Jakarta, www.klikanggaran.com - Ketua Komite III DPD RI, Sylviana Murni, Ahad malam (21/03) mendapat kesempatan untuk menjadi salah satu penanggap dalam diskusi virtual yang menghadirkan narasumber tunggal Ketua Umum PP Muhammadiyah, Prof. Dr. Hedar Nashir. Diskusi ini terbilang istimewa, karena semua yang terlibat adalah guru besar yang sudah menyandang gelar profesor. Mereka adalah, Prof. Ravik Karsidi, Prof. Nurhayati Djamas, Prof. Zainuddin Maliki, Prof. Zainab Hanim, Prof. Bunyamin Maftuh, dan Prof. Muhammad Sirozi. Bahkan pemandu acaranya sendiri adalah Prof. Arif Satria dan Prof. Prof. Dodik Ridho Nurrochmat.
Dalam forum istimewa ini, tema yang diangkat adalah masalah pendidikan. Tema krusial yang belakangan ini banyak didiskusikan, terutama setelah pemerintah mempublikasikan peta langkah pendidikan nasional 2020-2035, yang menurut sejumlah kalangan, terlalu sekular dan kurang mengakomodir nilai-nilai keislaman.
Dalam kesempatan tersebut, Sylviana Murni yang tercatat sebagai guru besar di bidang manajemen pendidikan menyatakan bahwa tantangan pendidikan Islam ke depan adalah menjawab sekaligus memberikan solusi terhadap 8 masalah modernitas yang dialami masyarakat global.
“Kemajuan ilmu pengetahuan dan teknologi saat ini telah mengubah bangunan struktur masyarakat secara global. Selain memberikan lompatan besar dalam pembangunan peradaban, realitas modern juga menyisakan 8 masalah krusial yang harus bisa dijawab oleh pendidikan Islam ke depan. Masalah itu adalah, disintegrasi ilmu pengetahuan, kepribadian yang terpecah, dangkalnya rasa keimanan, ketaqwaan, dan kemanusiaan, individualime, timbulnya pola hubungan yang materialistik, adanya kecenderungan menghalalkan segala cara, mudah stres dan frustrasi, perasaan terasing di tengah keramaian, serta kehilangan identitas dan jati diri,” paparnya.
Senator dari DKI Jakarta itu juga menjelaskan bahwa paradigma pendidikan memang bersifat dinamis. Karena pendidikan harus bisa merespon kebutuhan zaman yang semakin kompleks dan kompetitif.

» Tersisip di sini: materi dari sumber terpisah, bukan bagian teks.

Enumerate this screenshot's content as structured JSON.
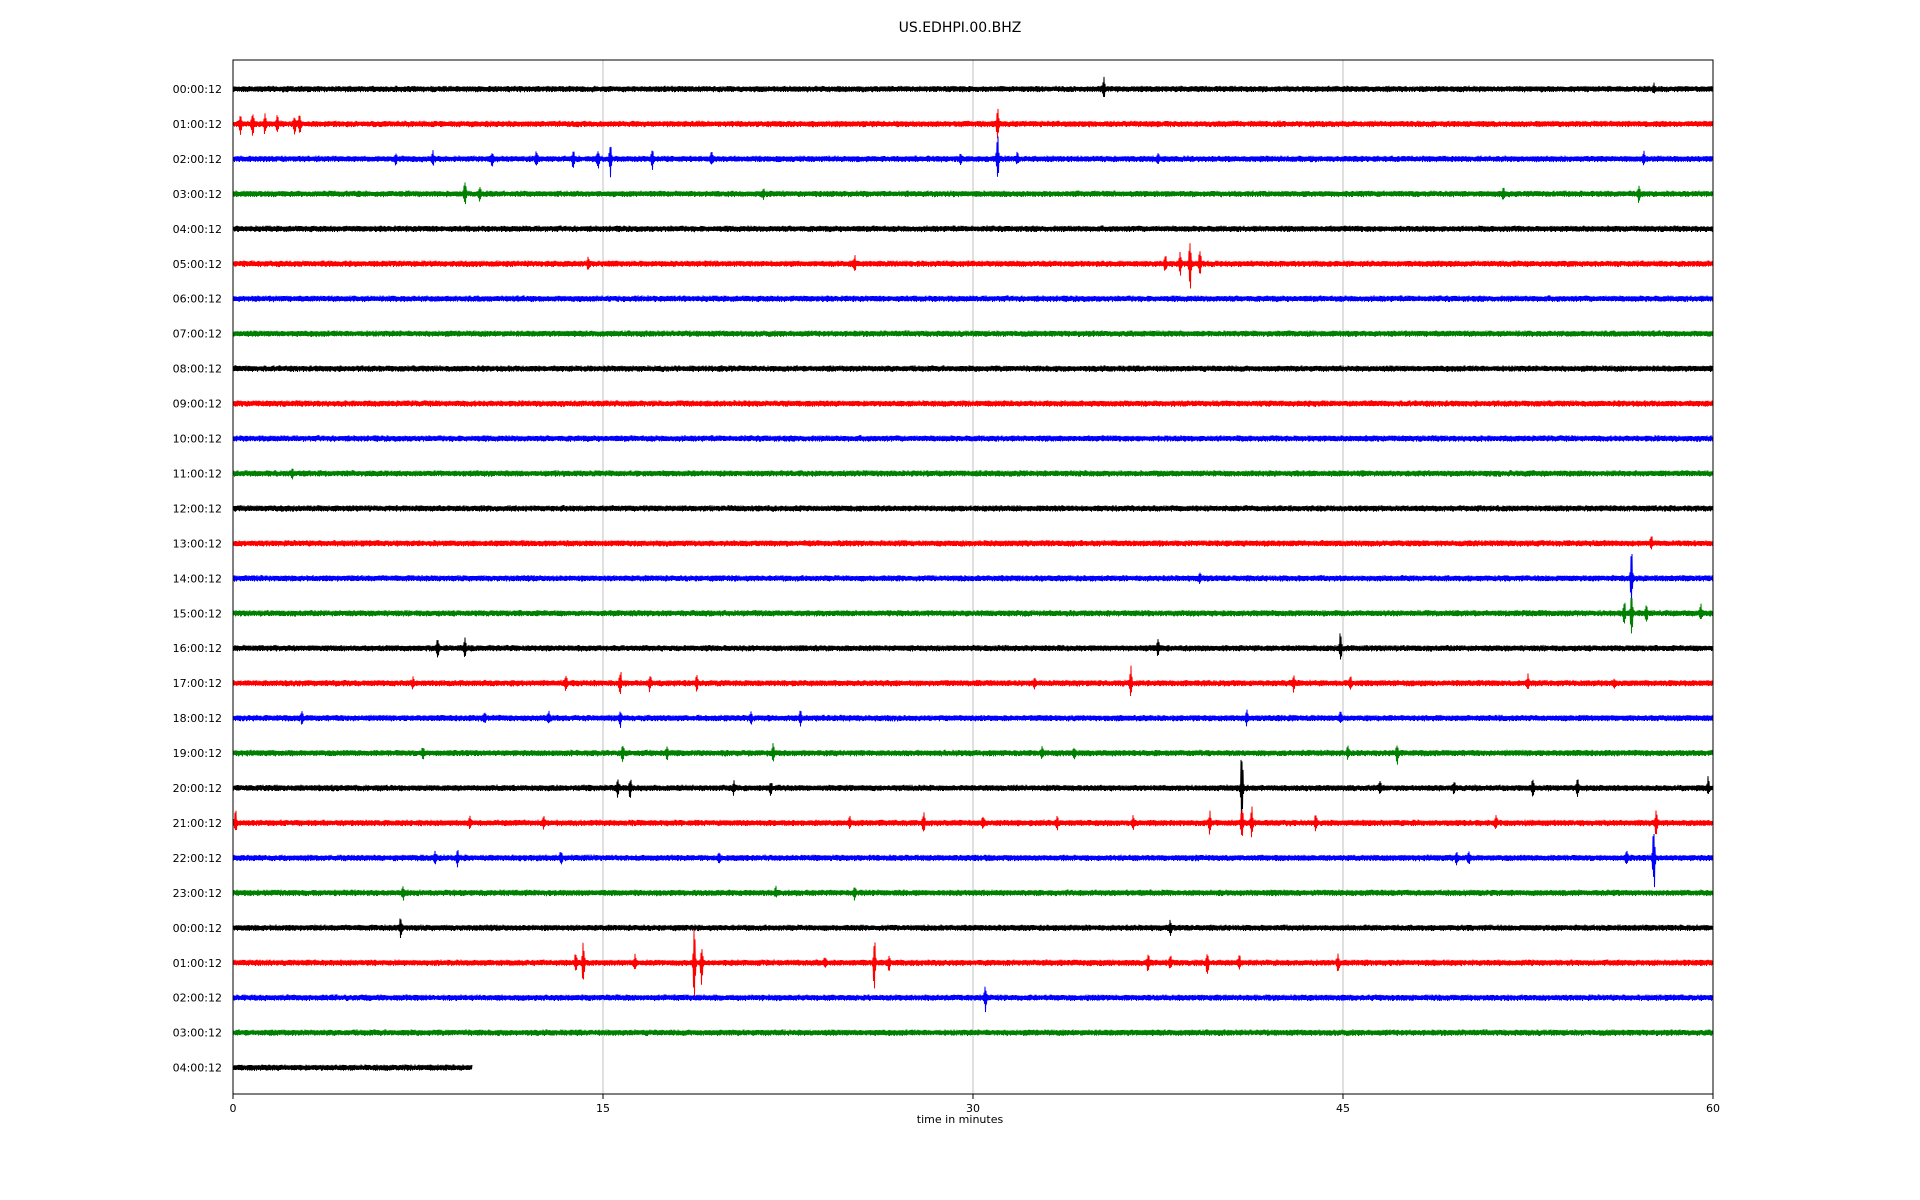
{
  "chart_data": {
    "type": "line",
    "title": "US.EDHPI.00.BHZ",
    "xlabel": "time in minutes",
    "ylabel": "",
    "xlim": [
      0,
      60
    ],
    "xticks": [
      0,
      15,
      30,
      45,
      60
    ],
    "grid_x": true,
    "colors": [
      "#000000",
      "#ff0000",
      "#0000ff",
      "#008000"
    ],
    "rows": [
      {
        "label": "00:00:12",
        "end": 60,
        "events": [
          {
            "t": 35.3,
            "a": 12
          },
          {
            "t": 57.6,
            "a": 5
          }
        ]
      },
      {
        "label": "01:00:12",
        "end": 60,
        "events": [
          {
            "t": 0.3,
            "a": 10
          },
          {
            "t": 0.8,
            "a": 16
          },
          {
            "t": 1.3,
            "a": 12
          },
          {
            "t": 1.8,
            "a": 9
          },
          {
            "t": 2.5,
            "a": 10
          },
          {
            "t": 2.7,
            "a": 12
          },
          {
            "t": 31.0,
            "a": 20
          }
        ]
      },
      {
        "label": "02:00:12",
        "end": 60,
        "events": [
          {
            "t": 6.6,
            "a": 6
          },
          {
            "t": 8.1,
            "a": 8
          },
          {
            "t": 10.5,
            "a": 8
          },
          {
            "t": 12.3,
            "a": 7
          },
          {
            "t": 13.8,
            "a": 9
          },
          {
            "t": 14.8,
            "a": 14
          },
          {
            "t": 15.3,
            "a": 20
          },
          {
            "t": 17.0,
            "a": 12
          },
          {
            "t": 19.4,
            "a": 6
          },
          {
            "t": 29.5,
            "a": 5
          },
          {
            "t": 31.0,
            "a": 26
          },
          {
            "t": 31.8,
            "a": 6
          },
          {
            "t": 37.5,
            "a": 5
          },
          {
            "t": 57.2,
            "a": 6
          }
        ]
      },
      {
        "label": "03:00:12",
        "end": 60,
        "events": [
          {
            "t": 9.4,
            "a": 14
          },
          {
            "t": 10.0,
            "a": 10
          },
          {
            "t": 21.5,
            "a": 5
          },
          {
            "t": 51.5,
            "a": 7
          },
          {
            "t": 57.0,
            "a": 10
          }
        ]
      },
      {
        "label": "04:00:12",
        "end": 60,
        "events": []
      },
      {
        "label": "05:00:12",
        "end": 60,
        "events": [
          {
            "t": 14.4,
            "a": 5
          },
          {
            "t": 25.2,
            "a": 8
          },
          {
            "t": 37.8,
            "a": 10
          },
          {
            "t": 38.4,
            "a": 12
          },
          {
            "t": 38.8,
            "a": 28
          },
          {
            "t": 39.2,
            "a": 14
          }
        ]
      },
      {
        "label": "06:00:12",
        "end": 60,
        "events": []
      },
      {
        "label": "07:00:12",
        "end": 60,
        "events": []
      },
      {
        "label": "08:00:12",
        "end": 60,
        "events": []
      },
      {
        "label": "09:00:12",
        "end": 60,
        "events": []
      },
      {
        "label": "10:00:12",
        "end": 60,
        "events": []
      },
      {
        "label": "11:00:12",
        "end": 60,
        "events": [
          {
            "t": 2.4,
            "a": 5
          }
        ]
      },
      {
        "label": "12:00:12",
        "end": 60,
        "events": []
      },
      {
        "label": "13:00:12",
        "end": 60,
        "events": [
          {
            "t": 57.5,
            "a": 6
          }
        ]
      },
      {
        "label": "14:00:12",
        "end": 60,
        "events": [
          {
            "t": 39.2,
            "a": 5
          },
          {
            "t": 56.7,
            "a": 34
          }
        ]
      },
      {
        "label": "15:00:12",
        "end": 60,
        "events": [
          {
            "t": 56.4,
            "a": 14
          },
          {
            "t": 56.7,
            "a": 28
          },
          {
            "t": 57.3,
            "a": 10
          },
          {
            "t": 59.5,
            "a": 9
          }
        ]
      },
      {
        "label": "16:00:12",
        "end": 60,
        "events": [
          {
            "t": 8.3,
            "a": 12
          },
          {
            "t": 9.4,
            "a": 10
          },
          {
            "t": 37.5,
            "a": 10
          },
          {
            "t": 44.9,
            "a": 16
          }
        ]
      },
      {
        "label": "17:00:12",
        "end": 60,
        "events": [
          {
            "t": 7.3,
            "a": 6
          },
          {
            "t": 13.5,
            "a": 8
          },
          {
            "t": 15.7,
            "a": 14
          },
          {
            "t": 16.9,
            "a": 8
          },
          {
            "t": 18.8,
            "a": 8
          },
          {
            "t": 32.5,
            "a": 6
          },
          {
            "t": 36.4,
            "a": 16
          },
          {
            "t": 43.0,
            "a": 8
          },
          {
            "t": 45.3,
            "a": 6
          },
          {
            "t": 52.5,
            "a": 7
          },
          {
            "t": 56.0,
            "a": 5
          }
        ]
      },
      {
        "label": "18:00:12",
        "end": 60,
        "events": [
          {
            "t": 2.8,
            "a": 6
          },
          {
            "t": 10.2,
            "a": 7
          },
          {
            "t": 12.8,
            "a": 7
          },
          {
            "t": 15.7,
            "a": 8
          },
          {
            "t": 21.0,
            "a": 6
          },
          {
            "t": 23.0,
            "a": 7
          },
          {
            "t": 41.1,
            "a": 8
          },
          {
            "t": 44.9,
            "a": 6
          }
        ]
      },
      {
        "label": "19:00:12",
        "end": 60,
        "events": [
          {
            "t": 7.7,
            "a": 5
          },
          {
            "t": 15.8,
            "a": 8
          },
          {
            "t": 17.6,
            "a": 6
          },
          {
            "t": 21.9,
            "a": 10
          },
          {
            "t": 32.8,
            "a": 6
          },
          {
            "t": 34.1,
            "a": 6
          },
          {
            "t": 45.2,
            "a": 6
          },
          {
            "t": 47.2,
            "a": 12
          }
        ]
      },
      {
        "label": "20:00:12",
        "end": 60,
        "events": [
          {
            "t": 15.6,
            "a": 8
          },
          {
            "t": 16.1,
            "a": 10
          },
          {
            "t": 20.3,
            "a": 7
          },
          {
            "t": 21.8,
            "a": 6
          },
          {
            "t": 40.9,
            "a": 50
          },
          {
            "t": 46.5,
            "a": 8
          },
          {
            "t": 49.5,
            "a": 6
          },
          {
            "t": 52.7,
            "a": 10
          },
          {
            "t": 54.5,
            "a": 10
          },
          {
            "t": 59.8,
            "a": 10
          }
        ]
      },
      {
        "label": "21:00:12",
        "end": 60,
        "events": [
          {
            "t": 0.1,
            "a": 12
          },
          {
            "t": 9.6,
            "a": 6
          },
          {
            "t": 12.6,
            "a": 6
          },
          {
            "t": 25.0,
            "a": 6
          },
          {
            "t": 28.0,
            "a": 12
          },
          {
            "t": 30.4,
            "a": 6
          },
          {
            "t": 33.4,
            "a": 7
          },
          {
            "t": 36.5,
            "a": 7
          },
          {
            "t": 39.6,
            "a": 14
          },
          {
            "t": 40.9,
            "a": 20
          },
          {
            "t": 41.3,
            "a": 16
          },
          {
            "t": 43.9,
            "a": 8
          },
          {
            "t": 51.2,
            "a": 6
          },
          {
            "t": 57.7,
            "a": 14
          }
        ]
      },
      {
        "label": "22:00:12",
        "end": 60,
        "events": [
          {
            "t": 8.2,
            "a": 6
          },
          {
            "t": 9.1,
            "a": 8
          },
          {
            "t": 13.3,
            "a": 8
          },
          {
            "t": 19.7,
            "a": 6
          },
          {
            "t": 49.6,
            "a": 7
          },
          {
            "t": 50.1,
            "a": 6
          },
          {
            "t": 56.5,
            "a": 8
          },
          {
            "t": 57.6,
            "a": 40
          }
        ]
      },
      {
        "label": "23:00:12",
        "end": 60,
        "events": [
          {
            "t": 6.9,
            "a": 6
          },
          {
            "t": 22.0,
            "a": 5
          },
          {
            "t": 25.2,
            "a": 8
          }
        ]
      },
      {
        "label": "00:00:12",
        "end": 60,
        "events": [
          {
            "t": 6.8,
            "a": 12
          },
          {
            "t": 38.0,
            "a": 7
          }
        ]
      },
      {
        "label": "01:00:12",
        "end": 60,
        "events": [
          {
            "t": 13.9,
            "a": 10
          },
          {
            "t": 14.2,
            "a": 24
          },
          {
            "t": 16.3,
            "a": 10
          },
          {
            "t": 18.7,
            "a": 40
          },
          {
            "t": 19.0,
            "a": 22
          },
          {
            "t": 24.0,
            "a": 6
          },
          {
            "t": 26.0,
            "a": 28
          },
          {
            "t": 26.6,
            "a": 8
          },
          {
            "t": 37.1,
            "a": 10
          },
          {
            "t": 38.0,
            "a": 8
          },
          {
            "t": 39.5,
            "a": 16
          },
          {
            "t": 40.8,
            "a": 9
          },
          {
            "t": 44.8,
            "a": 10
          }
        ]
      },
      {
        "label": "02:00:12",
        "end": 60,
        "events": [
          {
            "t": 30.5,
            "a": 14
          }
        ]
      },
      {
        "label": "03:00:12",
        "end": 60,
        "events": []
      },
      {
        "label": "04:00:12",
        "end": 9.7,
        "events": []
      }
    ]
  }
}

“Di masa kini, pendidikan tidak boleh hanya diorientasikan pada upaya memberikan bekal ilmu pengetahuan, keterampilan, keimanan, dan ketaqwaan saja. Karena jika kita berhenti pada titik itu, maka out put yang kita hasilkan hanya pekerja yang jujur dan terampil. 2 bekal itu belum cukup untuk memenangkan kompetisi global. Karena yang dibutuhkan saat ini adalah pribadi-pribadi yang yang kreatif, inovatif, produktif, dan mandiri,” tegasnya.

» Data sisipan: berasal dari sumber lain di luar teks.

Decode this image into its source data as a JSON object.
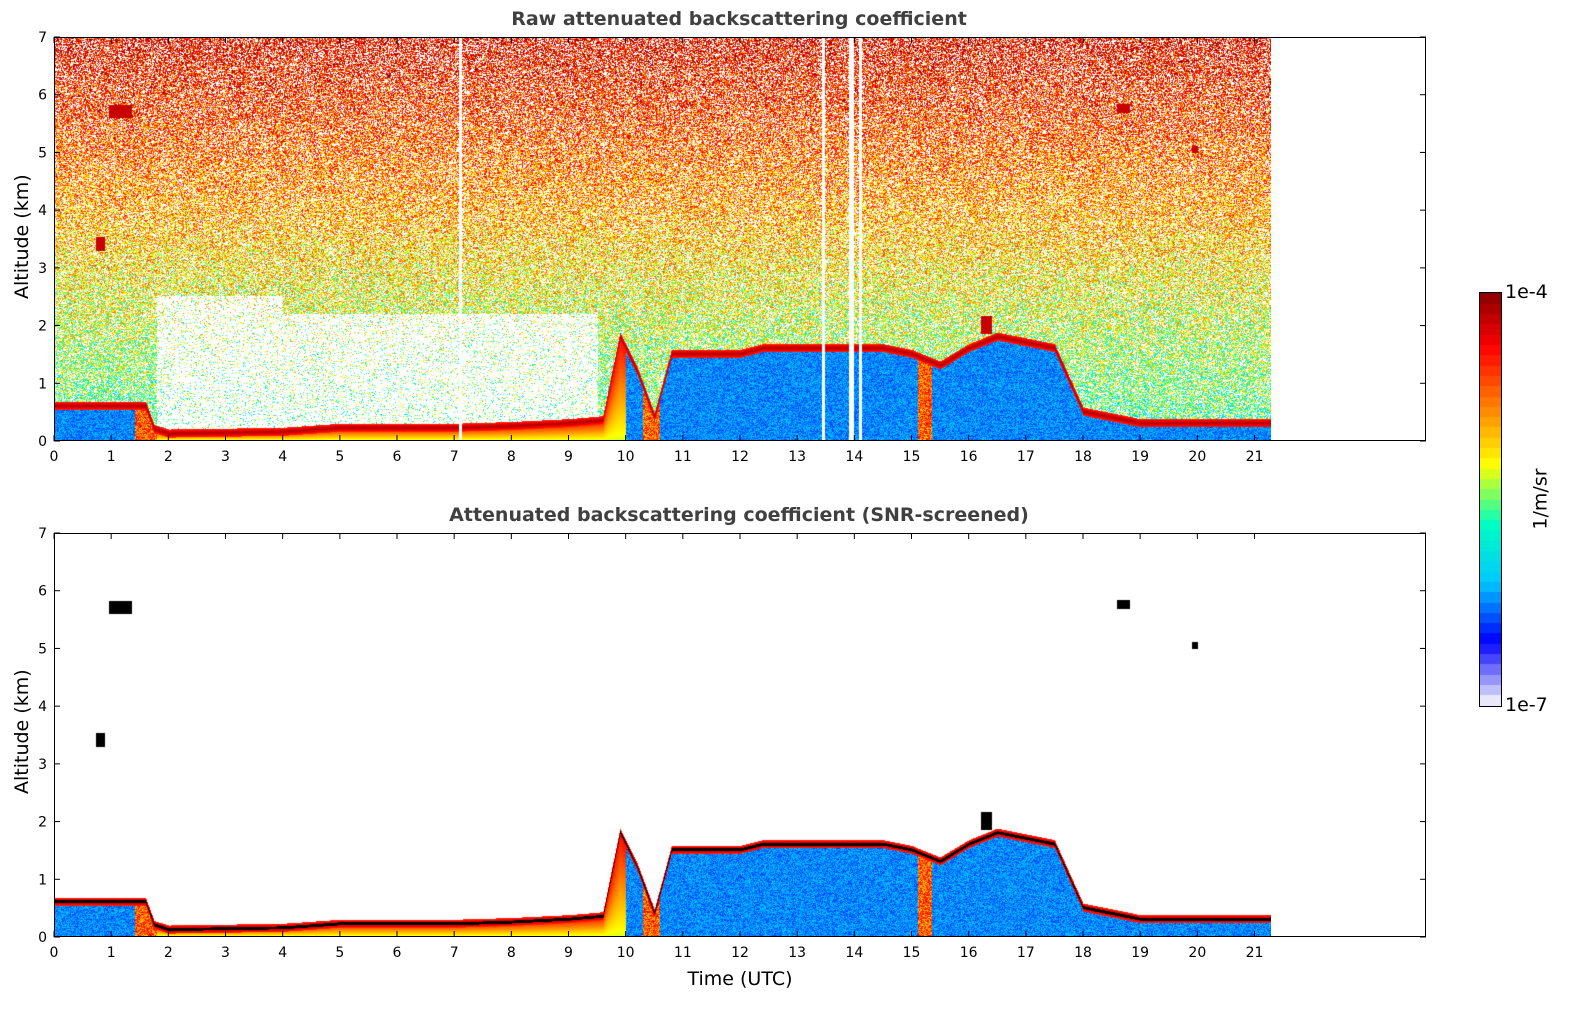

“Ini artinya, pendidikan kita harus diorientasikan untuk membentuk karakter pelopor dan penemu, bukan lagi pekerja. Grade pendidikan kita harus ditingkatkan, supaya out put yang kita hasilkan semakin berkualitas, sehingga ke depan, bangsa Indonesia bisa lebih banyak mengambil peran-peran besar dalam proyek pembangunan peradaban manusia,” pungkasnya.